After about five or six miles I turned inland and consequently got a slight boost from the wind, which now acted partly in my favour. After a short stretch on the backroads I now found myself on a more major road. Although traffic was sparse (and what little there was, was of course mindful), it travelled straight as a die for six miles, gradually climbing into the bargain. Eventually my target for this section of the ride nosed into view and gradually dominated the skyline ahead and to the east - Puig de Randa.

D6 Llucmajor.jpg

Llucmajor plaza

Whilst passing through the charming town of Llucmajor, I declined the opportunity of a cafe stop in the square, keen to have at it with the Puig. There's also a cafe/restaurant at the former monastery on the summit, should I be so inclined. The climb towards the village of Randa is reasonable enough, but the ascent proper doesn't begin until just after when the gradient makes its presence felt. It's never a ridiculous climb but the first kilometre or so is the toughest part. Well beyond the village, and between the two peaks, you finally pop out onto the southern face (and into the fury of the wind) before a slightly more sheltered stretch. Although these were not sea cliffs like those yesterday, once again I found myself cycling alongside precipitous drops whilst being buffeted to and fro as one hairpin after another changes how the wind can both tease and intimidate.
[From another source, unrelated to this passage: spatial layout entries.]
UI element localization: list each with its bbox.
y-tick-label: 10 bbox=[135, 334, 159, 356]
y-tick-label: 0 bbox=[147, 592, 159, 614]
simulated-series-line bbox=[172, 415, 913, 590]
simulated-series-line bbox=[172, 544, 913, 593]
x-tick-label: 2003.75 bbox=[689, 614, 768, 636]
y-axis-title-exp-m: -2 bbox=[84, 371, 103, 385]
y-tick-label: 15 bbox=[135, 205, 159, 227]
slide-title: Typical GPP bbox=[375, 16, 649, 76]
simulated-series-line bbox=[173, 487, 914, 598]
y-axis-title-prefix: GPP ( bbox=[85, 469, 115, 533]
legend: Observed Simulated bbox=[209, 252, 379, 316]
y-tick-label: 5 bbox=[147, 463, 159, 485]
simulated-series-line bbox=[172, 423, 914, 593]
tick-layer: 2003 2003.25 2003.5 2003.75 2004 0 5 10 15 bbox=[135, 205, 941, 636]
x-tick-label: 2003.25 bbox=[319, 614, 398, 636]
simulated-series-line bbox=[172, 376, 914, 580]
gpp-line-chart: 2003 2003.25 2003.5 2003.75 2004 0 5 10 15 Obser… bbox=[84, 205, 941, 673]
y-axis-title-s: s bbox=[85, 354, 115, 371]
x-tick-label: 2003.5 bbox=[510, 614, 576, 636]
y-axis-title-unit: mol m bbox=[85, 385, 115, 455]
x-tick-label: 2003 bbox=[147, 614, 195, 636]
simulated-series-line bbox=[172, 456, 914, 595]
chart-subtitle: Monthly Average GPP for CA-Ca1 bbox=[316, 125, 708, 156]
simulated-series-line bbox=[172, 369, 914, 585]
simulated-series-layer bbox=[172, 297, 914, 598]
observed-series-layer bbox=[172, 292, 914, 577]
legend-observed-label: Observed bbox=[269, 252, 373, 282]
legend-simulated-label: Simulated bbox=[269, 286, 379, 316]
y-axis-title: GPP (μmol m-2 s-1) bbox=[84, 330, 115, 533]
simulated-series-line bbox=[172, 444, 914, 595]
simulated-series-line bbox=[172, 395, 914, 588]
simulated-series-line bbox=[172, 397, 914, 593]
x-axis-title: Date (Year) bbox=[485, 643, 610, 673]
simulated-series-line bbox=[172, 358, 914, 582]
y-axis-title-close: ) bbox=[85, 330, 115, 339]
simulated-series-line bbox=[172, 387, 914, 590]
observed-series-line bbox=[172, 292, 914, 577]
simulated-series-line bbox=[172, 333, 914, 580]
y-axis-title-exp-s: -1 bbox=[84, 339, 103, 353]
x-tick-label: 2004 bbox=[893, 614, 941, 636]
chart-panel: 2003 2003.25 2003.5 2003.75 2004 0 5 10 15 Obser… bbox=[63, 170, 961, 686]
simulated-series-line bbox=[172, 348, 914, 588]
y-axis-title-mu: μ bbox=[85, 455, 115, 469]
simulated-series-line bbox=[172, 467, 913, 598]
Before you can see the monastery, the radar and network transmitting station comes into view and you now have almost 360° views across the island.

D6 Randa golf ball.jpg

Puig de Randa radio and radar installation

Just a few hundred yards and a few more feet of climbing and you're in the monastery car park. I decided to give the restaurant a miss - I was neither desperate for food nor surprisingly even a break, and the thought of another terrifying descent under the close and merciless attention of the gale was preying on my mind. Better to get stuck in, so I did. There was even less traffic than on the Formentor challenge so I took every chance to take the centre line of the road, leaving as much wobble room as possible. Fun this was not, especially given that there were amazing views if only I'd dare let my eyes settle on them for more than a fraction of a second.

D6 Randa view s.jpg

View west from the Puig de Randa

The village of Randa marked the close of the descent proper, yet there was still a good deal of altitude to lose. Swooping down became fun as the gradient was never ridiculous, the roads were straighter and wider, and the wind was mostly from the rear. Woohoo! This wind insistently encouraged me on my way and I could once more enjoy the winding, rolling back roads of central Mallorca, and I transformed into the dog after the proverbial rabbit. Whilst perhaps common for some, scooting along the flat at between 25 and 30mph is not a treat I've previously experienced.

D6 Sineu church.jpg

Sineu Church

The towns of Sineu and Muro slowed me as I negotiated the narrow streets at more sensible speeds. Still not tempted by cafes I pressed on, for once relishing the speedy progress. Sedate and stately progress is usually the order of the day; I take pleasure in becoming acquainted with my surroundings, but today felt different and I can blame (or thank) the wind.
 
Location
España
I declined the opportunity of a cafe stop in the square

I decided to give the restaurant a miss

Still not tempted by cafes

I'm sorry, I've tried running these phrases through all the online translators that I can find........ and I still don't understand! ^_^^_^

Presumably there's a good few other folks with bikes in the hotel (and other hotels?)?
Any specific geographical origin? Friendly & chatty or too cool for school?

Are the trains especially set up to take bikes?

And the biggy..... what's the difference between having a "hub" and moving on from place to place. This is your second "hub & spoke" (that you've written about here) so you must have some ideas, no?